Properly ask for a raise
WITH KENJI NAKANO
SENIOR STAFFING MANAGER AT OFFICETEAM, AND SOCIETY FOR HUMAN RESOURCE MANAGEMENT (SHRM) HAWAII VOLUNTEER
Have you wondered whether you’re underpaid? If so, it may be a good time to ask for a raise. Asking for more money can be intimidating, but asking for a raise is normal. In today’s job market, employers are looking for employee retention strategies, making them more open to requests than ever. Consider the following before popping the question to your boss.
Q: When is a good time to ask for a bump in pay?
A: Don’t surprise your boss by asking for a raise out of the blue. Schedule a meeting and make it clear you have salary negotiation on your mind. That will give your supervisor a chance to prepare and discuss the matter with those higher up, if necessary.

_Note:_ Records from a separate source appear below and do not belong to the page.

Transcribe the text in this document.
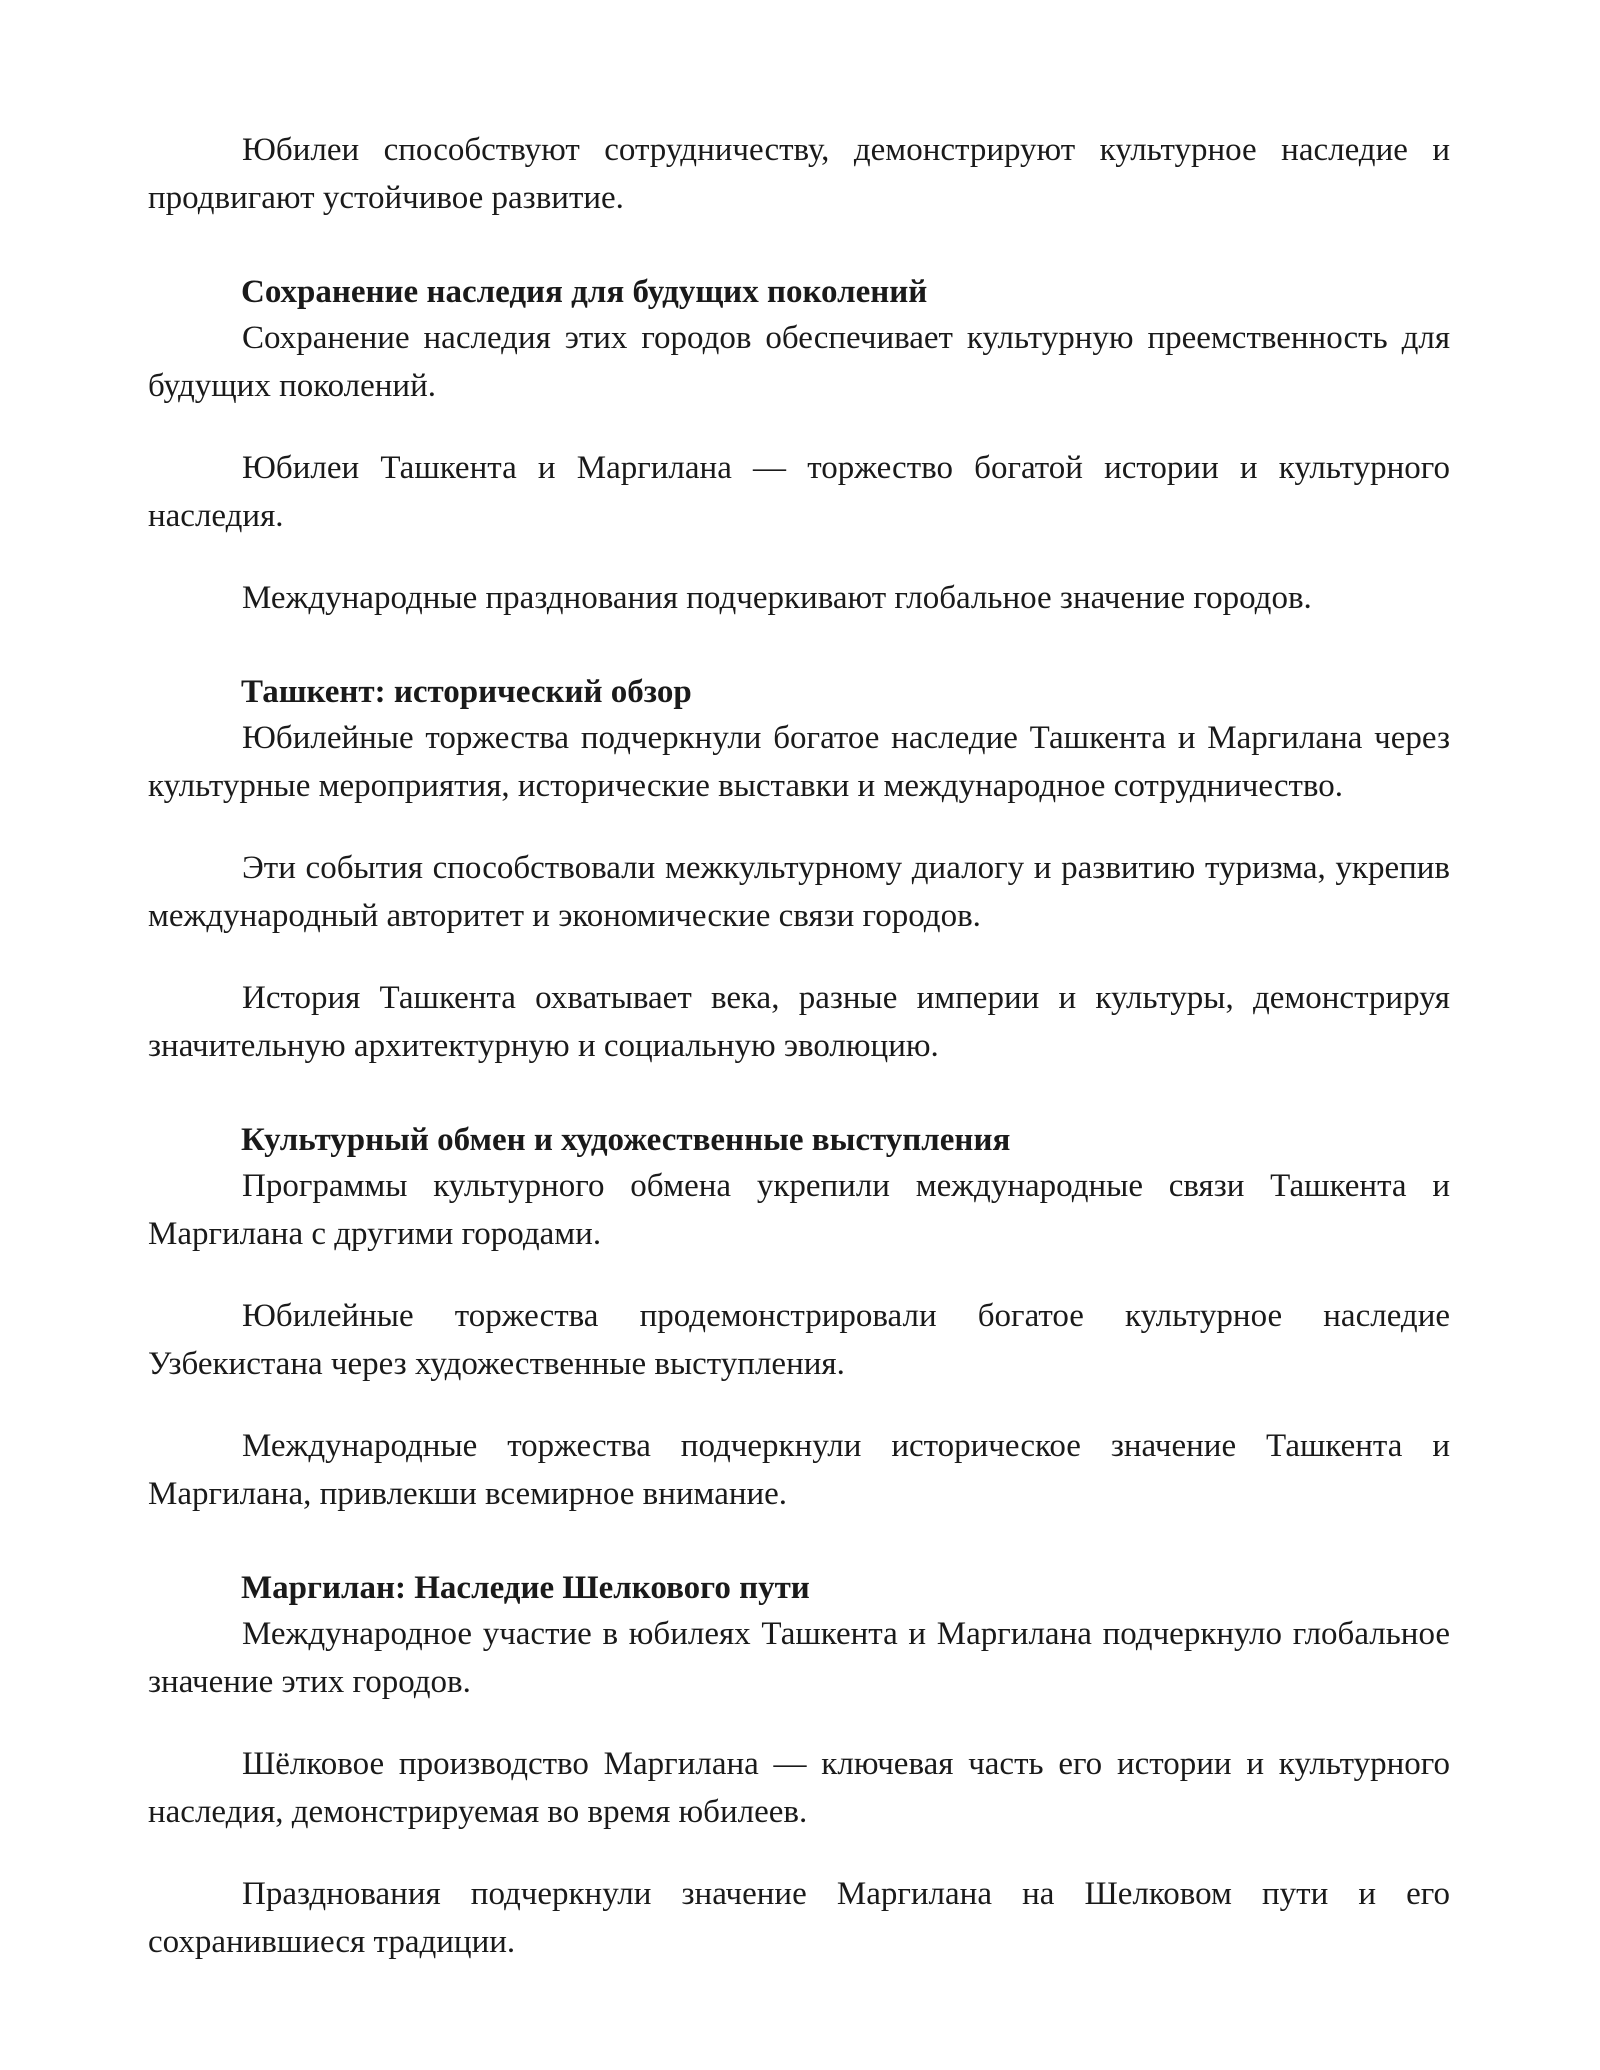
Юбилеи способствуют сотрудничеству, демонстрируют культурное наследие и продвигают устойчивое развитие.

Сохранение наследия для будущих поколений

Сохранение наследия этих городов обеспечивает культурную преемственность для будущих поколений.

Юбилеи Ташкента и Маргилана — торжество богатой истории и культурного наследия.

Международные празднования подчеркивают глобальное значение городов.

Ташкент: исторический обзор

Юбилейные торжества подчеркнули богатое наследие Ташкента и Маргилана через культурные мероприятия, исторические выставки и международное сотрудничество.

Эти события способствовали межкультурному диалогу и развитию туризма, укрепив международный авторитет и экономические связи городов.

История Ташкента охватывает века, разные империи и культуры, демонстрируя значительную архитектурную и социальную эволюцию.

Культурный обмен и художественные выступления

Программы культурного обмена укрепили международные связи Ташкента и Маргилана с другими городами.

Юбилейные торжества продемонстрировали богатое культурное наследие Узбекистана через художественные выступления.

Международные торжества подчеркнули историческое значение Ташкента и Маргилана, привлекши всемирное внимание.

Маргилан: Наследие Шелкового пути

Международное участие в юбилеях Ташкента и Маргилана подчеркнуло глобальное значение этих городов.

Шёлковое производство Маргилана — ключевая часть его истории и культурного наследия, демонстрируемая во время юбилеев.

Празднования подчеркнули значение Маргилана на Шелковом пути и его сохранившиеся традиции.
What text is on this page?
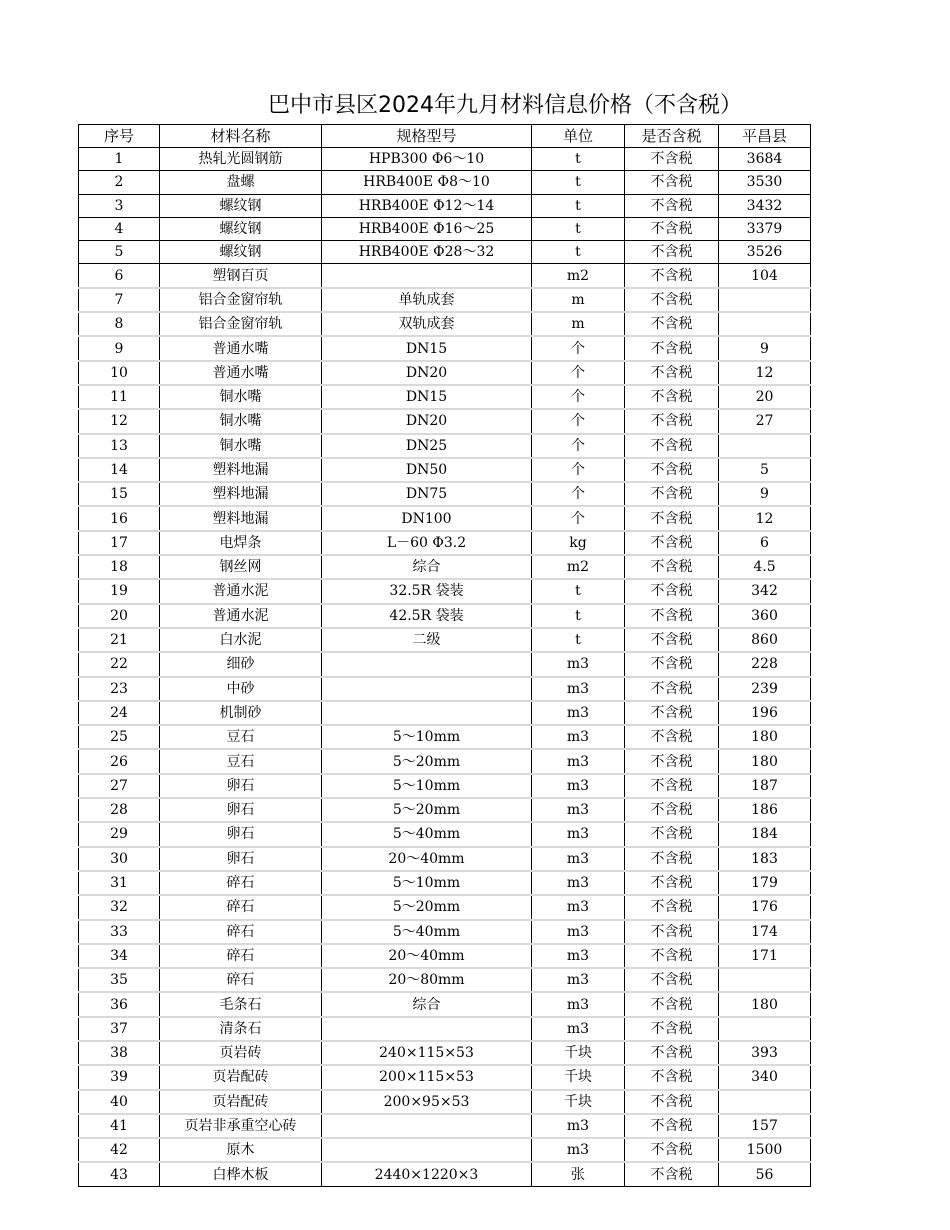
巴中市县区2024年九月材料信息价格（不含税）
序号	材料名称	规格型号	单位	是否含税	平昌县
1	热轧光圆钢筋	HPB300 Φ6～10	t	不含税	3684
2	盘螺	HRB400E Φ8～10	t	不含税	3530
3	螺纹钢	HRB400E Φ12～14	t	不含税	3432
4	螺纹钢	HRB400E Φ16～25	t	不含税	3379
5	螺纹钢	HRB400E Φ28～32	t	不含税	3526
6	塑钢百页		m2	不含税	104
7	铝合金窗帘轨	单轨成套	m	不含税	
8	铝合金窗帘轨	双轨成套	m	不含税	
9	普通水嘴	DN15	个	不含税	9
10	普通水嘴	DN20	个	不含税	12
11	铜水嘴	DN15	个	不含税	20
12	铜水嘴	DN20	个	不含税	27
13	铜水嘴	DN25	个	不含税	
14	塑料地漏	DN50	个	不含税	5
15	塑料地漏	DN75	个	不含税	9
16	塑料地漏	DN100	个	不含税	12
17	电焊条	L－60 Φ3.2	kg	不含税	6
18	钢丝网	综合	m2	不含税	4.5
19	普通水泥	32.5R 袋装	t	不含税	342
20	普通水泥	42.5R 袋装	t	不含税	360
21	白水泥	二级	t	不含税	860
22	细砂		m3	不含税	228
23	中砂		m3	不含税	239
24	机制砂		m3	不含税	196
25	豆石	5～10mm	m3	不含税	180
26	豆石	5～20mm	m3	不含税	180
27	卵石	5～10mm	m3	不含税	187
28	卵石	5～20mm	m3	不含税	186
29	卵石	5～40mm	m3	不含税	184
30	卵石	20～40mm	m3	不含税	183
31	碎石	5～10mm	m3	不含税	179
32	碎石	5～20mm	m3	不含税	176
33	碎石	5～40mm	m3	不含税	174
34	碎石	20～40mm	m3	不含税	171
35	碎石	20～80mm	m3	不含税	
36	毛条石	综合	m3	不含税	180
37	清条石		m3	不含税	
38	页岩砖	240×115×53	千块	不含税	393
39	页岩配砖	200×115×53	千块	不含税	340
40	页岩配砖	200×95×53	千块	不含税	
41	页岩非承重空心砖		m3	不含税	157
42	原木		m3	不含税	1500
43	白桦木板	2440×1220×3	张	不含税	56
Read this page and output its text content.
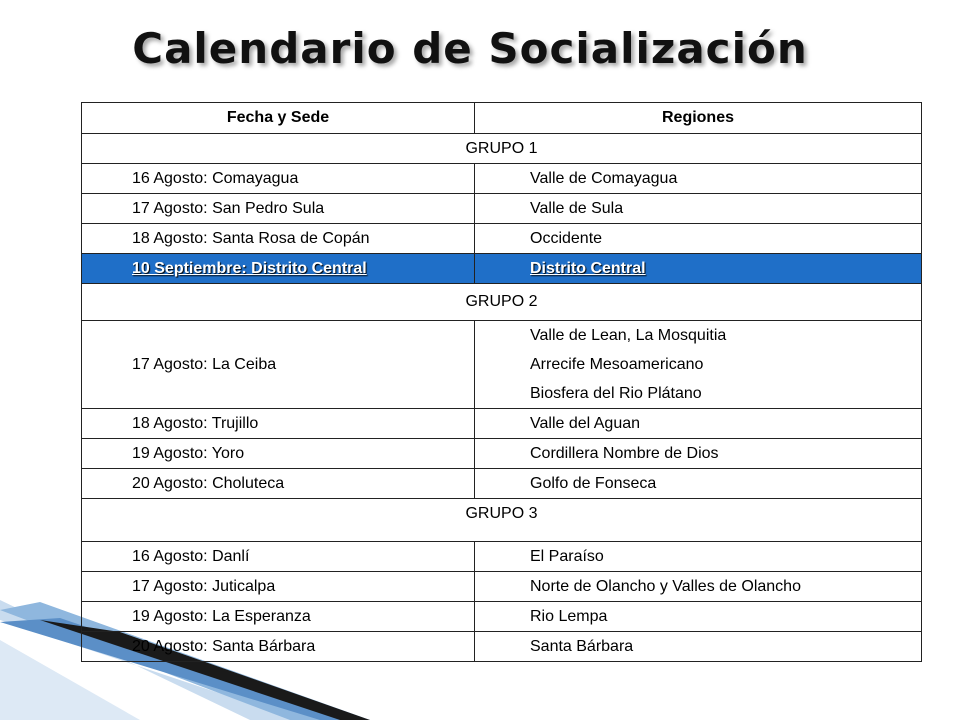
Calendario de Socialización
Fecha y Sede	Regiones
GRUPO 1	
16 Agosto: Comayagua	Valle de Comayagua
17 Agosto: San Pedro Sula	Valle de Sula
18 Agosto: Santa Rosa de Copán	Occidente
10 Septiembre: Distrito Central	Distrito Central
GRUPO 2	
17 Agosto: La Ceiba	Valle de Lean, La Mosquitia
Arrecife Mesoamericano
Biosfera del Rio Plátano

18 Agosto: Trujillo	Valle del Aguan
19 Agosto: Yoro	Cordillera Nombre de Dios
20 Agosto: Choluteca	Golfo de Fonseca
GRUPO 3	
16 Agosto: Danlí	El Paraíso
17 Agosto: Juticalpa	Norte de Olancho y Valles de Olancho
19 Agosto: La Esperanza	Rio Lempa
20 Agosto: Santa Bárbara	Santa Bárbara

Take a close look at what’s going on within your company to determine if now is an appropriate time to start a salary negotiation.
Good times to ask for a raise include: Near the end of your performance review — if it was largely positive; on your work anniversary; after you’ve successfully completed a major project; when you’re asked to supervise more people; when you’re asked to take on responsibilities not in your original job description.
Q: How do I inquire for a pay increase?
A: Research comparable salary figures, building your case and documenting the benefits you’ve brought to the company. Quantify and make note of your achievements. For example, if you created and managed a Facebook page for your company, say, “I helped us create an online presence without having to hire a social media specialist, and now we have 1,000 followers.” Walk into your meeting ready to talk about the projects you’ve played a role in and explain how you’ve worked outside of your job description.
Finally, practice your approach. A good way to do this is by role playing with a friend. Practice answering questions about how you’ve helped improve productivity in the workplace.
Q: What if my boss says “no”?
A: Maybe you’ve taken all the right steps before you walked in to ask for a raise, but your boss still turns you down. Don’t be afraid to ask for a reason, or even what it would take to get a raise in the future. If your manager isn’t ready to consider a raise, ask what specific actions would be needed to merit one and set a review date. If tight budgets are the issue, ask about a one-time bonus or employee benefits that can increase your job satisfaction — such as more vacation time, an increased annual bonus or spot bonus, flexible scheduling, professional development, a new title or an equity stake in the company.